Die Aktie des indischen E-Commerce-Unternehmens IndiaMART fiel am Montag im Intraday-Handel um 7,5 % auf ein 52-Wochen-Tief von 1.773 Indischen Rupien, bevor sie mit einem Minus von 5,25 % bei 1.817,40 Rupien an der National Stock Exchange (NSE) schloss. Die Marktkapitalisierung des Unternehmens belief sich am Ende der Handelssitzung auf rund 1,1 Milliarden US-Dollar.
Der Kursrückgang folgte auf die Veröffentlichung der Ergebnisse von IndiaMART für das erste Quartal des Geschäftsjahres 2027. Die Stimmung der Anleger wurde durch einen anhaltenden Rückgang der zahlenden Lieferanten negativ beeinflusst, obwohl das Unternehmen ein solides Wachstum bei Umsatz und Gewinn verzeichnete. Analysten äußerten sich besorgt über diesen Trend.
Jefferies behielt seine 'Underperform'-Einstufung mit einem Kursziel von 1.650 Rupien bei und verwies auf den dritten aufeinanderfolgenden Quartalsrückgang bei den zahlenden Lieferanten. Nomura behielt seine 'Reduce'-Einstufung bei einem Kursziel von 1.810 Rupien bei und bezeichnete eine Erholung bei der Hinzufügung von Lieferanten als entscheidend für signifikante Aufwärtsbewegungen.

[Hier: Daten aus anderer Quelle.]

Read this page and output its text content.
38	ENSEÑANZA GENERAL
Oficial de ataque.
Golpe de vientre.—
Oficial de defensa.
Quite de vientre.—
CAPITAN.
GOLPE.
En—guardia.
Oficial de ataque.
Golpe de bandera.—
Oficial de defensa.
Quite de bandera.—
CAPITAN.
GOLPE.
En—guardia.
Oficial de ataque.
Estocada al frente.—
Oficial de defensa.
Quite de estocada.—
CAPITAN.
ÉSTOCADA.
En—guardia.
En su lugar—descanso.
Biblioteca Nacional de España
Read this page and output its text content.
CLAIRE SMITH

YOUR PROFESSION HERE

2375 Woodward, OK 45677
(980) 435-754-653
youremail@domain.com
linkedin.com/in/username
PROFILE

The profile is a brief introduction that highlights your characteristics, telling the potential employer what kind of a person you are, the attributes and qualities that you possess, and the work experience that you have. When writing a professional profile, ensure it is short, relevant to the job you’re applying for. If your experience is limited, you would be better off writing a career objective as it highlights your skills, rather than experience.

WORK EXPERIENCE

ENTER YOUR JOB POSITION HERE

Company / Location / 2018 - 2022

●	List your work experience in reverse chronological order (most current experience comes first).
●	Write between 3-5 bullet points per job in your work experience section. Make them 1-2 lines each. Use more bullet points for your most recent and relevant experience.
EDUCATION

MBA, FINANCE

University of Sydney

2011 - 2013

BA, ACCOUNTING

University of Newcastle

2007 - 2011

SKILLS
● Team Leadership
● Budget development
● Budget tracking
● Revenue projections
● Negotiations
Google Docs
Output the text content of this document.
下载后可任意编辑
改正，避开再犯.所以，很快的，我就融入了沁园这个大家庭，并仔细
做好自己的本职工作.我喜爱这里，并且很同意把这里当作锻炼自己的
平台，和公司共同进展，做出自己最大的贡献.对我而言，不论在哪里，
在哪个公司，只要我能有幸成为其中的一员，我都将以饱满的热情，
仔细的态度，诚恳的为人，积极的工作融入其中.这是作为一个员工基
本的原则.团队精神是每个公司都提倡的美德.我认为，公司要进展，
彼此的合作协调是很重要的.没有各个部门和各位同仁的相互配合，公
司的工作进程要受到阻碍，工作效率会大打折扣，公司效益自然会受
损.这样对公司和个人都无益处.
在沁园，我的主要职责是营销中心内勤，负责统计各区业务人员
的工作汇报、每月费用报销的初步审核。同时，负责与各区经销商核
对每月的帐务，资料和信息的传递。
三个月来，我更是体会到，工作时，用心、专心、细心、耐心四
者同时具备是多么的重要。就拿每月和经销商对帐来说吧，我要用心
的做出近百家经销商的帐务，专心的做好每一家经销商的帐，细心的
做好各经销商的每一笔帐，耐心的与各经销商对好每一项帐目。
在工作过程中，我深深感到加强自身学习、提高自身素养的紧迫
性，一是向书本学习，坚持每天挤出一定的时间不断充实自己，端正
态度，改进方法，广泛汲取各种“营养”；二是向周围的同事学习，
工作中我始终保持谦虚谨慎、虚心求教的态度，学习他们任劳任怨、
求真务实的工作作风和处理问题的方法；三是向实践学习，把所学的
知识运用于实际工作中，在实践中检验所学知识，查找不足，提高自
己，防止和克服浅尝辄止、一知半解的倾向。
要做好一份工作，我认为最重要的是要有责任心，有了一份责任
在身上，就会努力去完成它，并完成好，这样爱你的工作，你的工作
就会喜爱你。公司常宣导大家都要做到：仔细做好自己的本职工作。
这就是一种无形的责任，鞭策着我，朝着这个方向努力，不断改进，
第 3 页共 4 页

Für das im Juni endende Quartal meldete IndiaMART einen Anstieg des konsolidierten Nettogewinns um 12 % auf 172,2 Crore Rupien und einen Anstieg des Betriebsumsatzes um 11 % auf 414,4 Crore Rupien. Trotz dieser positiven Finanzkennzahlen lag die Zahl der zahlenden Lieferanten Ende Juni bei 218.000 – ein Hauptanliegen für Investoren.
CEO Dinesh Agarwal räumte eine nachlassende Kundenbindung bei den Lieferanten ein, insbesondere in der Einstiegsstufe 'Silver'. Er erklärte, dass diese Lieferanten Schwierigkeiten haben, mit Kunden höherer Stufen zu konkurrieren und die Plattform oft innerhalb ihres ersten Jahres verlassen. Das Unternehmen setzt KI und andere Initiativen ein, um die Kundenbindung zu verbessern und Upgrades von 'Silver'-Lieferanten zu fördern.